Melbourne Storm legend Matt Geyer, Coates’s former high school and club football coach, said the opportunity to play in front of a home crowd was a powerful drawcard in the Titans’ favour.
“That opportunity can be a tough one to knock back,” Geyer said.
“He’s a Gold Coast boy and he was disappointed the Titans’ junior development system showed no interest when he was young.
“He was always our best and fairest player at Currumbin but he just had no recognition at the next level, so at 16 he talked about not playing (rugby league).

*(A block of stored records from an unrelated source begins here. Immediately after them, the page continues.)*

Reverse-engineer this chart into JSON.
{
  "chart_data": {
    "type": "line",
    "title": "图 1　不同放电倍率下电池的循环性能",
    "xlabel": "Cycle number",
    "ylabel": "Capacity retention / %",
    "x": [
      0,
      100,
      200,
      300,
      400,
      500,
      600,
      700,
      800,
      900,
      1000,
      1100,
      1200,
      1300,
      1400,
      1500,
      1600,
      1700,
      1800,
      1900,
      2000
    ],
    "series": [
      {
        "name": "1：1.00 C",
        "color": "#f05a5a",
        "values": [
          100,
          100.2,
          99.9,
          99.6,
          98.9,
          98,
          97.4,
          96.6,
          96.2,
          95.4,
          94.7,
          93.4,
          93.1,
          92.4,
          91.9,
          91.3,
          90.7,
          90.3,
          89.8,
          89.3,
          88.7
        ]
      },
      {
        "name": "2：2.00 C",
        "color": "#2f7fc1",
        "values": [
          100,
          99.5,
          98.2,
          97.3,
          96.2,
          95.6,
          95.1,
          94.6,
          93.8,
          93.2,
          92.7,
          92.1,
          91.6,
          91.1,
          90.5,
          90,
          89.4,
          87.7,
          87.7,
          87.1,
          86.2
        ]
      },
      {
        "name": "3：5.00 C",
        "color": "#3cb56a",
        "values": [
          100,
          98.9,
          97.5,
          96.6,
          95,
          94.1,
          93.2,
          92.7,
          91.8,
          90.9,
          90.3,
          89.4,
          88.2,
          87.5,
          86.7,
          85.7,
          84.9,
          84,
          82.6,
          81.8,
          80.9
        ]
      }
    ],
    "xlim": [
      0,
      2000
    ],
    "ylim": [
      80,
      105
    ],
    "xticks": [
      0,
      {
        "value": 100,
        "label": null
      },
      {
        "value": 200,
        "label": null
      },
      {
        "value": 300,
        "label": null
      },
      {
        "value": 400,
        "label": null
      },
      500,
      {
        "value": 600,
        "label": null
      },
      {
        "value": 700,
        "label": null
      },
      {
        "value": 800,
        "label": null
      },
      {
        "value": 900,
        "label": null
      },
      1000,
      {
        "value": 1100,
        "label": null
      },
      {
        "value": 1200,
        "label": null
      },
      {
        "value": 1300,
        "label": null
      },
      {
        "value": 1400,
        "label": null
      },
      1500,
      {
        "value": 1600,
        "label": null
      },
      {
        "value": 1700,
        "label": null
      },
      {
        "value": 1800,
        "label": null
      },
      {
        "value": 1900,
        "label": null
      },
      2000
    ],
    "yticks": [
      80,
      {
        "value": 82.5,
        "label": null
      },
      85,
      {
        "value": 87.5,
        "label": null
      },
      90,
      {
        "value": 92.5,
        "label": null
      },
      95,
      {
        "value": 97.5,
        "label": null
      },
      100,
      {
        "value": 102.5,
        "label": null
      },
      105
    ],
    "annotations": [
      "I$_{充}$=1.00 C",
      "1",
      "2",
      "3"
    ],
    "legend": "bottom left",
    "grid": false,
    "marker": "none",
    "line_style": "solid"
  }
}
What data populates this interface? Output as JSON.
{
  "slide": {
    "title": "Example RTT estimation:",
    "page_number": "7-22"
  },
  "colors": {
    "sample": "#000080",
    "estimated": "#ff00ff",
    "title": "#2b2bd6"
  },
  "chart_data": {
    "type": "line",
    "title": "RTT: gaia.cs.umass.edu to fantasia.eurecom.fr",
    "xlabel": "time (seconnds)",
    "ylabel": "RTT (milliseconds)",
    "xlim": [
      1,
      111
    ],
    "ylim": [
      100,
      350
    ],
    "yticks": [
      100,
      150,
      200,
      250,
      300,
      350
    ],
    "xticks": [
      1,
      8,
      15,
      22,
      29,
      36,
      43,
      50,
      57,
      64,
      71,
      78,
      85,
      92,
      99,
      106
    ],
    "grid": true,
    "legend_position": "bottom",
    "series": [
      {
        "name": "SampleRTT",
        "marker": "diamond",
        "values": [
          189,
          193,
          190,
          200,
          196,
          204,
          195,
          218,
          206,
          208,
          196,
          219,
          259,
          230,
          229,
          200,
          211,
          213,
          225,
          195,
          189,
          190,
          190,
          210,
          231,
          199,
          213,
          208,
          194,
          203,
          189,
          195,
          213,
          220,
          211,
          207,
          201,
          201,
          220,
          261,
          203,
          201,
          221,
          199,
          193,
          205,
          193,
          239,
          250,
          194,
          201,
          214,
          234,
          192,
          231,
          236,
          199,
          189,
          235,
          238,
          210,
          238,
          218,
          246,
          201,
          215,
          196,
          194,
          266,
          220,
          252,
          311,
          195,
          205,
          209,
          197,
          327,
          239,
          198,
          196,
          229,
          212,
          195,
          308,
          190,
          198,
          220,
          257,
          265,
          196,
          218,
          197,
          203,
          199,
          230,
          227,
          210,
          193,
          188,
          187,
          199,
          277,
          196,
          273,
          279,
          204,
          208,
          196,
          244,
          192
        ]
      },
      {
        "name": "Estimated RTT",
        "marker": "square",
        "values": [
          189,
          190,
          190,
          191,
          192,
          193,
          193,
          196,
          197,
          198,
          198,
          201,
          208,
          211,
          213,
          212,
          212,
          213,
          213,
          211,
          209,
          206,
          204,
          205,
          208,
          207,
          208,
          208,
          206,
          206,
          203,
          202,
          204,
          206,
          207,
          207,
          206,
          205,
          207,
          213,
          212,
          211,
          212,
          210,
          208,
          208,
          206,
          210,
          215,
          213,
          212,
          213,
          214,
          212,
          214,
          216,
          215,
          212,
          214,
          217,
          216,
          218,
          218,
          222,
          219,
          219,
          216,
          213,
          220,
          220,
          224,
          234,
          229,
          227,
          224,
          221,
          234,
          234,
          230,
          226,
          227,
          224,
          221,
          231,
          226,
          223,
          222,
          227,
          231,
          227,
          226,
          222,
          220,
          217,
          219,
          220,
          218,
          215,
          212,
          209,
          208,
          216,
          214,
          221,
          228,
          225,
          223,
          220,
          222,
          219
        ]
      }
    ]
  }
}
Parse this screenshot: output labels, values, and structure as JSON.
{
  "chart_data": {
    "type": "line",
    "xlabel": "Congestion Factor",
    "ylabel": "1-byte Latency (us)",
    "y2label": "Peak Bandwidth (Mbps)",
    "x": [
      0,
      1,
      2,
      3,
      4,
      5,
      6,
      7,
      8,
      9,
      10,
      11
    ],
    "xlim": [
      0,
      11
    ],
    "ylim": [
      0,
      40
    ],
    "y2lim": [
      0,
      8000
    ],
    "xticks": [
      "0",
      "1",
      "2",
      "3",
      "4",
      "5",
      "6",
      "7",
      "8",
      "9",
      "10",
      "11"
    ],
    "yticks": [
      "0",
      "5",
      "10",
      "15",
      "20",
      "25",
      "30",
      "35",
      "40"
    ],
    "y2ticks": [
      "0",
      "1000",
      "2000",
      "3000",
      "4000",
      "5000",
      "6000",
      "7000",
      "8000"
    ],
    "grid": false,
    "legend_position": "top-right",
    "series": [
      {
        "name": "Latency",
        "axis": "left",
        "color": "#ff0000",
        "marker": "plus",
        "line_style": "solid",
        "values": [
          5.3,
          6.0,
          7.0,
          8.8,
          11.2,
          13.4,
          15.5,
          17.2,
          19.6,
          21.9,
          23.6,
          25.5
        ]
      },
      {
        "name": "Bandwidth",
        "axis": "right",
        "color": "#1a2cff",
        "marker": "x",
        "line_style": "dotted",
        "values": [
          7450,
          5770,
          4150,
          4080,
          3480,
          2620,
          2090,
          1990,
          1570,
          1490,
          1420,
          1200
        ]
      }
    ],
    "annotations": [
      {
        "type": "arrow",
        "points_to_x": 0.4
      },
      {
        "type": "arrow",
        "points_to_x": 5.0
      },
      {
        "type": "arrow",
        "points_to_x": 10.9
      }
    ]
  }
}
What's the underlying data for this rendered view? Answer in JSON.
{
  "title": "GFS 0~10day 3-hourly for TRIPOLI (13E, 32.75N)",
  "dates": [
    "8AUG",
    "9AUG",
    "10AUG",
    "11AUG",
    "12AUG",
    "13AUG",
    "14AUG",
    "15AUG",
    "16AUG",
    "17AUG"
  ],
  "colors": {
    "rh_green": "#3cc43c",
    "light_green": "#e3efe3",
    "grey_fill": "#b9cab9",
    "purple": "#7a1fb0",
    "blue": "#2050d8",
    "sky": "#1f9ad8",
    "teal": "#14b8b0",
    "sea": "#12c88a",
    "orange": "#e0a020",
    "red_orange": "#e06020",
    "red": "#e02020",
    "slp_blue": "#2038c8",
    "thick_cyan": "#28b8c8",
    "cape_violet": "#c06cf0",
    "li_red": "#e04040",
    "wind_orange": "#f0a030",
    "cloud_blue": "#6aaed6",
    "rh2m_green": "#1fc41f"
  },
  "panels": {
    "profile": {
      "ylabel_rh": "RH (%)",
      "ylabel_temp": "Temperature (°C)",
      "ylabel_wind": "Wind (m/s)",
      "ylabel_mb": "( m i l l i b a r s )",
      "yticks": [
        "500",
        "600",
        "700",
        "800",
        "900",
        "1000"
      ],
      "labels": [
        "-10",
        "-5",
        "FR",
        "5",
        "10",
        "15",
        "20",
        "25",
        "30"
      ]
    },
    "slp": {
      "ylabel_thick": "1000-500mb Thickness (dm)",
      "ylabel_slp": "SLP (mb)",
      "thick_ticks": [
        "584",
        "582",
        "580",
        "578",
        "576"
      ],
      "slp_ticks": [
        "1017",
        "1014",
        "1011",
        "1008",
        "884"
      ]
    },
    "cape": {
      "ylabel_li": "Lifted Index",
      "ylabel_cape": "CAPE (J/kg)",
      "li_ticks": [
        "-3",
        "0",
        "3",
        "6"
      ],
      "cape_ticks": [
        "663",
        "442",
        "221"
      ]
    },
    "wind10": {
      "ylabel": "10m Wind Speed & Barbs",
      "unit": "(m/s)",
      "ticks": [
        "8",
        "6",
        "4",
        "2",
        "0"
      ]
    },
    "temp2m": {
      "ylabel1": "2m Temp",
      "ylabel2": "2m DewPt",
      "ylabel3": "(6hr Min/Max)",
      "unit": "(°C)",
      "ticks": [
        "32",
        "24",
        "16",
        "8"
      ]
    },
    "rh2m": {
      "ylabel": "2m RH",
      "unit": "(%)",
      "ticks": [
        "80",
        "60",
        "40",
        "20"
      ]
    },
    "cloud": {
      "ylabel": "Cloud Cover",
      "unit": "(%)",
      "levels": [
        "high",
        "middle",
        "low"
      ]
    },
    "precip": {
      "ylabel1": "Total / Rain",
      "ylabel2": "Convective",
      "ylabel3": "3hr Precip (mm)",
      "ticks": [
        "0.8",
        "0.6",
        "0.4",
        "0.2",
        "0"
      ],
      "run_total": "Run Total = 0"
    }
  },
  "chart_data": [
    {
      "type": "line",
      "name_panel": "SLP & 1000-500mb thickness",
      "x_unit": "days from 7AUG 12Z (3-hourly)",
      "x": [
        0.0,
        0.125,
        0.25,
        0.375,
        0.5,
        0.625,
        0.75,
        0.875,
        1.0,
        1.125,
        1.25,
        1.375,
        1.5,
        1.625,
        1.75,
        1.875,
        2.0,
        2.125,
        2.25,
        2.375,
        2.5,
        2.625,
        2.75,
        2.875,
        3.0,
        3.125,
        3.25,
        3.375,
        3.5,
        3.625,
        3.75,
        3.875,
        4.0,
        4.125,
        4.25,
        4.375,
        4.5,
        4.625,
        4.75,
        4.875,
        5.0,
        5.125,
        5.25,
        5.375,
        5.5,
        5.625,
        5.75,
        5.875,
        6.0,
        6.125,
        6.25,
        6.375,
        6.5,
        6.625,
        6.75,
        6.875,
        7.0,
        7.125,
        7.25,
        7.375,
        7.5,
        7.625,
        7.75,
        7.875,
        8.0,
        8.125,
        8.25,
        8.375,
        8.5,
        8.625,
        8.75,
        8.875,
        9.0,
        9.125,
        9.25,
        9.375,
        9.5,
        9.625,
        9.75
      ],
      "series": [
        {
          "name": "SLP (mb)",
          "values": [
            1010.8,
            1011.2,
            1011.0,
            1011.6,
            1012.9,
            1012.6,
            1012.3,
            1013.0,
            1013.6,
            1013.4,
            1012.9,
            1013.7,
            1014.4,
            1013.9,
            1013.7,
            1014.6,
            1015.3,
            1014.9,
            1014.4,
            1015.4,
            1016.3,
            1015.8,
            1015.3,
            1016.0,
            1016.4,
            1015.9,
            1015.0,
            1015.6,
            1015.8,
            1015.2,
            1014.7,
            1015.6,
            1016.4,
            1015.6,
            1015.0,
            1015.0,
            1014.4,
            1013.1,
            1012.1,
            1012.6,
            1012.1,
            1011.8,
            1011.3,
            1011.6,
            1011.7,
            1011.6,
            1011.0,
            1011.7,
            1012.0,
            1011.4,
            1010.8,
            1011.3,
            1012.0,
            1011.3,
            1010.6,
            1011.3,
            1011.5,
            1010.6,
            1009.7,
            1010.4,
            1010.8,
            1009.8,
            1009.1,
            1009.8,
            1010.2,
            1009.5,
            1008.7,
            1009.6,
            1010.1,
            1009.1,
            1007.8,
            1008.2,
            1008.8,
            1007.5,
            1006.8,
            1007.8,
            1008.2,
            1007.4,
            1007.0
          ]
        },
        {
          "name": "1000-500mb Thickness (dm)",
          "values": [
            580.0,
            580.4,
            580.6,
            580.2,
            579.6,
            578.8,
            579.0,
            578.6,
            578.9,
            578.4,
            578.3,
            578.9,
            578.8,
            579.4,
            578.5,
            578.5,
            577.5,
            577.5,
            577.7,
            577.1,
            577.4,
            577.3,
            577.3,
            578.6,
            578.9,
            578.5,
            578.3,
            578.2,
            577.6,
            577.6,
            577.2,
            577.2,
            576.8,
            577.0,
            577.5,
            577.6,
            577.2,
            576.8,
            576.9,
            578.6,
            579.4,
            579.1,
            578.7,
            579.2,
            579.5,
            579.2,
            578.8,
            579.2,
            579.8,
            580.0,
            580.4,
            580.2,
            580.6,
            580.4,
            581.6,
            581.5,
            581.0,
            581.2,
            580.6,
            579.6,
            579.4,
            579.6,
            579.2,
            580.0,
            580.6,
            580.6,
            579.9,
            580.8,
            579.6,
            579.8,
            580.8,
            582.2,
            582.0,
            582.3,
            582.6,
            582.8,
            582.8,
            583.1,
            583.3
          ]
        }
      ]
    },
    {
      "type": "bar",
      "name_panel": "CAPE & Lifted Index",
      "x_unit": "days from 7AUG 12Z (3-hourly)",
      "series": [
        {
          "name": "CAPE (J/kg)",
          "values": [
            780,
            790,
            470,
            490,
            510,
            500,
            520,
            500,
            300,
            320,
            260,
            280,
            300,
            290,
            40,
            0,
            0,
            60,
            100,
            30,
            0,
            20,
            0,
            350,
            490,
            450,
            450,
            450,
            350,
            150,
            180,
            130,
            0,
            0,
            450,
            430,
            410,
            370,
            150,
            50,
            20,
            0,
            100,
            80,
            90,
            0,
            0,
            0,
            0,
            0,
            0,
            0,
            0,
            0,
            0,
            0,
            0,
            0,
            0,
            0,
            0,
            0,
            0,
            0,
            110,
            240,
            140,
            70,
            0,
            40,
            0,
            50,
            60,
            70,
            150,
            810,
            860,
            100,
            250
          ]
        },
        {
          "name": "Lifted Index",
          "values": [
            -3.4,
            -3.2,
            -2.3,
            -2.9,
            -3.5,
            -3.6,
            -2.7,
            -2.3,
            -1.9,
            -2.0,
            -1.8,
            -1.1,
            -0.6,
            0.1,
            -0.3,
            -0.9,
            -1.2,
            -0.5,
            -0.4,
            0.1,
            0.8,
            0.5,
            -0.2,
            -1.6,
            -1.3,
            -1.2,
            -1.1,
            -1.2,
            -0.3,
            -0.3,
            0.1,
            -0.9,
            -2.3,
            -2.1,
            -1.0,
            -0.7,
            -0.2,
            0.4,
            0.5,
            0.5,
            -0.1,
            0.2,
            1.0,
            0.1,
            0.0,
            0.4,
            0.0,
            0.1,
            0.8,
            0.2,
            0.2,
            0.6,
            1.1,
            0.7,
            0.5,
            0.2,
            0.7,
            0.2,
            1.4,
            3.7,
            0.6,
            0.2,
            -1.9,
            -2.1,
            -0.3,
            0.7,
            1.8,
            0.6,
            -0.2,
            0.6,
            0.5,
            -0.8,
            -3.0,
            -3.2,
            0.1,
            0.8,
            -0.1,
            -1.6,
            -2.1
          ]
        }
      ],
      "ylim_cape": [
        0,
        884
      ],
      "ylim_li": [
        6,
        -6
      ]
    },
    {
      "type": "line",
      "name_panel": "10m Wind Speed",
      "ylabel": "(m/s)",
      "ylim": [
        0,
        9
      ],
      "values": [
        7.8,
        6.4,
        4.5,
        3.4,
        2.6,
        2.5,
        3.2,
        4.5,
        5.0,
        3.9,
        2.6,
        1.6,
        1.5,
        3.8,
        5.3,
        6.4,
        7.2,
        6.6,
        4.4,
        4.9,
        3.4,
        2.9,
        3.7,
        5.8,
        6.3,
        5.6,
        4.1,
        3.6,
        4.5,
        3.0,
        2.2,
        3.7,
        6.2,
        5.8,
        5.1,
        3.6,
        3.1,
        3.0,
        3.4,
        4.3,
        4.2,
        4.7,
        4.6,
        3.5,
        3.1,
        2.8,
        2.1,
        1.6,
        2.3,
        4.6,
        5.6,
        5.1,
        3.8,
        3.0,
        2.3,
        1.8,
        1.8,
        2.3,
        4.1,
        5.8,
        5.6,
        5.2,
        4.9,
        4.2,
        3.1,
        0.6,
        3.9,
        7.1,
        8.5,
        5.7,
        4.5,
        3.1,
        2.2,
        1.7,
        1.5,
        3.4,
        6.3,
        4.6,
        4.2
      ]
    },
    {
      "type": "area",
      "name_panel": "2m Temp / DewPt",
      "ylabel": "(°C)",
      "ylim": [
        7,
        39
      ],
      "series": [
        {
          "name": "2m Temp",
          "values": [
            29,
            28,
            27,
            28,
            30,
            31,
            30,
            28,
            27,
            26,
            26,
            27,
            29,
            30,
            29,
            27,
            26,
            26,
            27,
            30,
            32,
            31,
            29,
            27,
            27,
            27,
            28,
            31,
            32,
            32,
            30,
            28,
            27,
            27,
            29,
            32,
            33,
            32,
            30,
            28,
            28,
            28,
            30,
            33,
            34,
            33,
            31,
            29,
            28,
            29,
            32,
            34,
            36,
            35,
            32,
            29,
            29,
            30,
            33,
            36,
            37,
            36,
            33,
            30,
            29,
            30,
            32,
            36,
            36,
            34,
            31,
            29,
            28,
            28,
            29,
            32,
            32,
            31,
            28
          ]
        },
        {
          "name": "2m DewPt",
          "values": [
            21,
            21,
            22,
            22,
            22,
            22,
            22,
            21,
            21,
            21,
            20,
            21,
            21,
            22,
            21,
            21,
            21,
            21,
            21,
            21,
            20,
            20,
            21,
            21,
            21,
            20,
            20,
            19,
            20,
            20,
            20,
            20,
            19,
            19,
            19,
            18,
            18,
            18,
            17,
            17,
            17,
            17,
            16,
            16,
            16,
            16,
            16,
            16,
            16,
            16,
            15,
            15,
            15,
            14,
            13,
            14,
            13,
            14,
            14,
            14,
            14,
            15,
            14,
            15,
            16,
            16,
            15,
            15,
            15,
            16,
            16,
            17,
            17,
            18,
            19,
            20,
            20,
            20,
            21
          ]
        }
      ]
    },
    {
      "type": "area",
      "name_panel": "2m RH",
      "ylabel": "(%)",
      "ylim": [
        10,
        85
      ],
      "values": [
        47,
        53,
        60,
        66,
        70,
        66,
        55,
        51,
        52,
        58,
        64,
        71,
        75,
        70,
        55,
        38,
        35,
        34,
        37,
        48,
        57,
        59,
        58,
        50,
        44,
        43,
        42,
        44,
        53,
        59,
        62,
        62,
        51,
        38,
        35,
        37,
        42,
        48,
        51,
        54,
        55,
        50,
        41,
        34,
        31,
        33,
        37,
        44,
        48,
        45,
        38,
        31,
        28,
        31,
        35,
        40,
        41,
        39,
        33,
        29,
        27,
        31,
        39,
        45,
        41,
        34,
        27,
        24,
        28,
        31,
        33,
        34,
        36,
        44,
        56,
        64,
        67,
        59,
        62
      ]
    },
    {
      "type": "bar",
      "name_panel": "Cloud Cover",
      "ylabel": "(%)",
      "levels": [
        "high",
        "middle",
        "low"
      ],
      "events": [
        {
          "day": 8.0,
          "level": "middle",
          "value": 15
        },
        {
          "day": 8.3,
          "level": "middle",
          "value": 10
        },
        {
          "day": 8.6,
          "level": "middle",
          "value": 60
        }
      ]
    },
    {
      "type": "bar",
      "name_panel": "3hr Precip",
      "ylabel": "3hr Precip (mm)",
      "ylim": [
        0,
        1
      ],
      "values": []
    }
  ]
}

“I wish they would have come on board when he was 16 but that chance to play in front of mates and family in a home crowd is some enticement.”
Coates’s blistering 36.9km/ h speed was the joint-fastest speed in the NRL until it was eclipsed by 0.3km/h by Josh Addo-Carr in the competition’s penultimate round.
Unlike Addo-Carr, who built his game around his speed, Coates’s 194cm, 100kg frame allows the young Bronco to challenge defenders with his aerial ability and physicality as well as that potent pace.
“What’s enticing clubs to go to him is, in such a short period of time, he’s gone from being a 16-year-old who couldn’t make a local rep team to playing Origin, one of the best wingers in the game, at 19,” Geyer said.
“People look and think, imagine what he’ll be at 24.
“You can imagine if AddoCarr was 20 kilos heavier and four inches taller and could leap tall buildings in a single bound, that’s what people are imagining with Xavier.”
Coates returned to training with the Broncos this week and will not make any decision on his future until he has at least tasted life under new coach Kevin Walters.